In the morning, she heard the town crier walking past the house, beating a loud ogene. ‘There will be a meeting of all Abba tomorrow at four p.m. in Amaeze Square!’ Gom-gom-gom. ‘There will be a meeting of all Abba tomorrow at four p.m. in Amaeze Square!’ Gom-gom-gom. ‘Abba has said that every man and every woman must attend!’ Gom-gom-gom. ‘If you do not attend, Abba will fine you!’
‘I wonder how steep the fines are,’ Olanna said, watching Odenigbo dress. He shrugged. He had only the two shirts and pairs of trousers that Ugwu had hurriedly packed, and she smiled, thinking of how she knew what he would wear each morning before he dressed.
They had sat down to have breakfast when her parents’ Land Rover drove into the compound.
‘How fortuitous,’ Odenigbo said. ‘I’ll tell your dad right away. We can have the wedding here next week.’ He was smiling. There was something boyish about him since she’d said yes on the veranda, something naively gleeful that she wished she felt too.

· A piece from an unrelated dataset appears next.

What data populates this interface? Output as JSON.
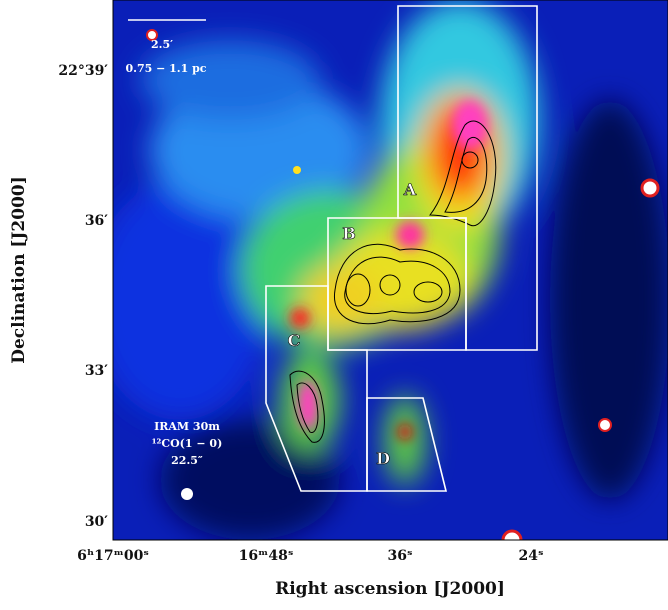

‘You know it’s not done that way,’ she said. ‘You have to go to Umunnachi with your people and do it properly.’
‘Of course I know. I was only joking.’
Olanna walked to the door, wondering why her parents had come. They had visited only a week ago, after all, and she was not quite ready for another monologue from her jittery mother while her father stood by and nodded his agreement: Please come and stay with us in Umunnachi; Kainene should leave Port Harcourt until we know whether this war is coming or going; that Yoruba caretaker we left in Lagos will loot the house; I am telling you, we really should have arranged to bring all the cars back.
The Land Rover parked under the kola nut tree, and her mother climbed out. She was alone. Olanna felt slight relief that her father had not come. It was easier to deal with one at a time.
‘Welcome, Mom, nno,’ Olanna said, hugging her. ‘Is it well?’
Her mother shrugged in the way that was meant to say so-so. She was wearing a red george wrapper and pink blouse and her shoes were flat, a shiny black. ‘It is well.’ Her mother looked around, the same way she had looked around, furtively, the last time before pushing an envelope of money into Olanna’s hand. ‘Where is he?’
‘Odenigbo? He’s inside, eating.’
Her mother led the way to the veranda and leaned against a pillar. She opened her handbag, gestured for Olanna to look inside. It was full of the glitter and twinkle of jewellery, corals and metals and precious stones.
‘Ah! Ah! Mum, what is all that for?’
‘I carry them everywhere I go now. My diamonds are inside my bra.’ Her mother was whispering. ‘Nne, nobody knows what is going on. We are hearing that Umunnachi is about to fall and that the federals are very close by.’
‘The vandals are not close by. Our troops are driving them back around Nsukka.’